Observers here said much depends on the outcome of Shultz’s meeting Thursday with King Hussein of Jordan in London. Their meeting there Tuesday apparently was inconclusive.

Hussein insists on an international conference to serve as the framework for negotiations with Israel, an idea flatly rejected by Premier Yitzhak Shamir and his Likud faction. Some flexibility on the part of the Jordanian ruler could result in some change in Shamir’s hard-line position, the observers said.

But so far there is no evidence of any softening on the part of Shamir. He is due to make an official visit to Washington beginning March 14, at which time he will probably be asked for his final response to the American peace plan. If he rejects it, pressure will mount in Israel for early elections.

Shamir already has gone on record in favor of early elections, but no decision is expected until he returns from Washington.

Foreign Minister Shimon Peres said Thursday that he, too, favored advancing the election date, if the alternative was the end of the peace process.

“If we move up the elections, we have to destroy the current government,” Peres told the Israel Press Club in Tel Aviv Thursday.


“If the reason for this is to sabotage the peace process, then it’s a double evil. If we have reached the point where we have to choose between early elections and giving up the peace process — I am for early elections,” Peres said.

He said he welcomed Shultz’s return to the region and expressed regret that the United States had not been more active in the peace process a year ago.

“But then, Yitzhak Shamir sent Moshe Arens to Shultz to tell him not to come,” Peres said Had the peace process begun last spring, “we would have prevented a lot of riots, a lot of trouble,” the foreign minister said.

Arens, a Herut minister without portfolio and a former Israeli ambassador to the United States, did visit Washington last year.
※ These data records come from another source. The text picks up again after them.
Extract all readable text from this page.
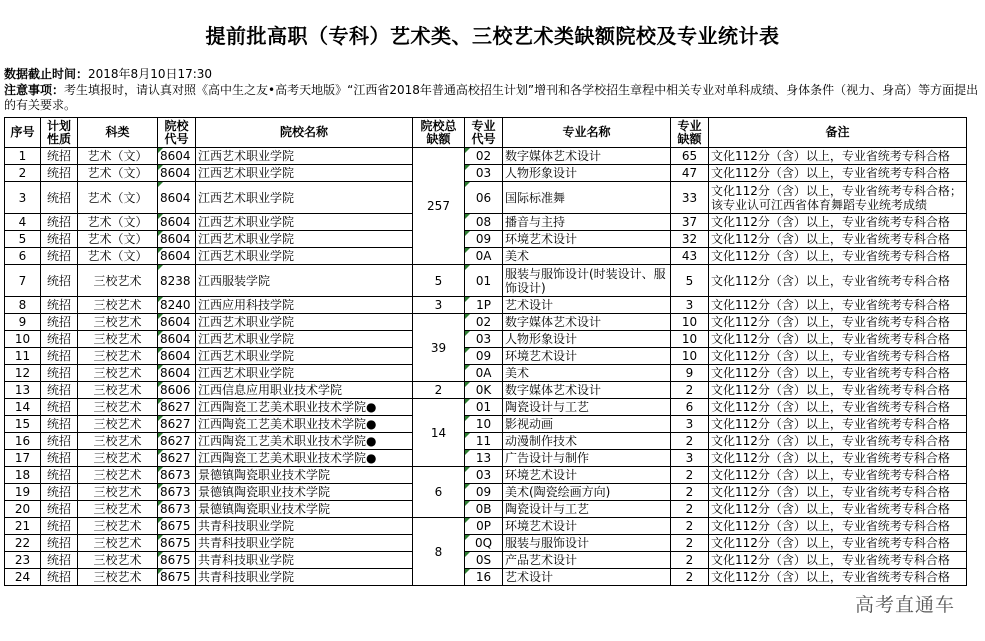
提前批高职（专科）艺术类、三校艺术类缺额院校及专业统计表
数据截止时间：2018年8月10日17:30
注意事项：考生填报时，请认真对照《高中生之友•高考天地版》“江西省2018年普通高校招生计划”增刊和各学校招生章程中相关专业对单科成绩、身体条件（视力、身高）等方面提出的有关要求。
序号	计划性质	科类	院校代号	院校名称	院校总缺额	专业代号	专业名称	专业缺额	备注
1	统招	艺术（文）	8604	江西艺术职业学院	257	02	数字媒体艺术设计	65	文化112分（含）以上，专业省统考专科合格
2	统招	艺术（文）	8604	江西艺术职业学院		03	人物形象设计	47	文化112分（含）以上，专业省统考专科合格
3	统招	艺术（文）	8604	江西艺术职业学院		06	国际标准舞	33	文化112分（含）以上，专业省统考专科合格；该专业认可江西省体育舞蹈专业统考成绩
4	统招	艺术（文）	8604	江西艺术职业学院		08	播音与主持	37	文化112分（含）以上，专业省统考专科合格
5	统招	艺术（文）	8604	江西艺术职业学院		09	环境艺术设计	32	文化112分（含）以上，专业省统考专科合格
6	统招	艺术（文）	8604	江西艺术职业学院		0A	美术	43	文化112分（含）以上，专业省统考专科合格
7	统招	三校艺术	8238	江西服装学院	5	01	服装与服饰设计(时装设计、服饰设计)	5	文化112分（含）以上，专业省统考专科合格
8	统招	三校艺术	8240	江西应用科技学院	3	1P	艺术设计	3	文化112分（含）以上，专业省统考专科合格
9	统招	三校艺术	8604	江西艺术职业学院	39	02	数字媒体艺术设计	10	文化112分（含）以上，专业省统考专科合格
10	统招	三校艺术	8604	江西艺术职业学院		03	人物形象设计	10	文化112分（含）以上，专业省统考专科合格
11	统招	三校艺术	8604	江西艺术职业学院		09	环境艺术设计	10	文化112分（含）以上，专业省统考专科合格
12	统招	三校艺术	8604	江西艺术职业学院		0A	美术	9	文化112分（含）以上，专业省统考专科合格
13	统招	三校艺术	8606	江西信息应用职业技术学院	2	0K	数字媒体艺术设计	2	文化112分（含）以上，专业省统考专科合格
14	统招	三校艺术	8627	江西陶瓷工艺美术职业技术学院●	14	01	陶瓷设计与工艺	6	文化112分（含）以上，专业省统考专科合格
15	统招	三校艺术	8627	江西陶瓷工艺美术职业技术学院●		10	影视动画	3	文化112分（含）以上，专业省统考专科合格
16	统招	三校艺术	8627	江西陶瓷工艺美术职业技术学院●		11	动漫制作技术	2	文化112分（含）以上，专业省统考专科合格
17	统招	三校艺术	8627	江西陶瓷工艺美术职业技术学院●		13	广告设计与制作	3	文化112分（含）以上，专业省统考专科合格
18	统招	三校艺术	8673	景德镇陶瓷职业技术学院	6	03	环境艺术设计	2	文化112分（含）以上，专业省统考专科合格
19	统招	三校艺术	8673	景德镇陶瓷职业技术学院		09	美术(陶瓷绘画方向)	2	文化112分（含）以上，专业省统考专科合格
20	统招	三校艺术	8673	景德镇陶瓷职业技术学院		0B	陶瓷设计与工艺	2	文化112分（含）以上，专业省统考专科合格
21	统招	三校艺术	8675	共青科技职业学院	8	0P	环境艺术设计	2	文化112分（含）以上，专业省统考专科合格
22	统招	三校艺术	8675	共青科技职业学院		0Q	服装与服饰设计	2	文化112分（含）以上，专业省统考专科合格
23	统招	三校艺术	8675	共青科技职业学院		0S	产品艺术设计	2	文化112分（含）以上，专业省统考专科合格
24	统招	三校艺术	8675	共青科技职业学院		16	艺术设计	2	文化112分（含）以上，专业省统考专科合格
高考直通车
So did Laborite Simcha Dinitz, also a former ambassador to the United States.

Each explained the positions of their respective parties to Reagan administration officials. Arens urged the Americans not to support an international conference, while Dinitz argued the opposite.

Shultz is expected to spend Friday in Jerusalem in talks with Shamir and Peres and will fly to Amman and Cairo Saturday and Sunday.

He is also expected to make a second visit to Damascus.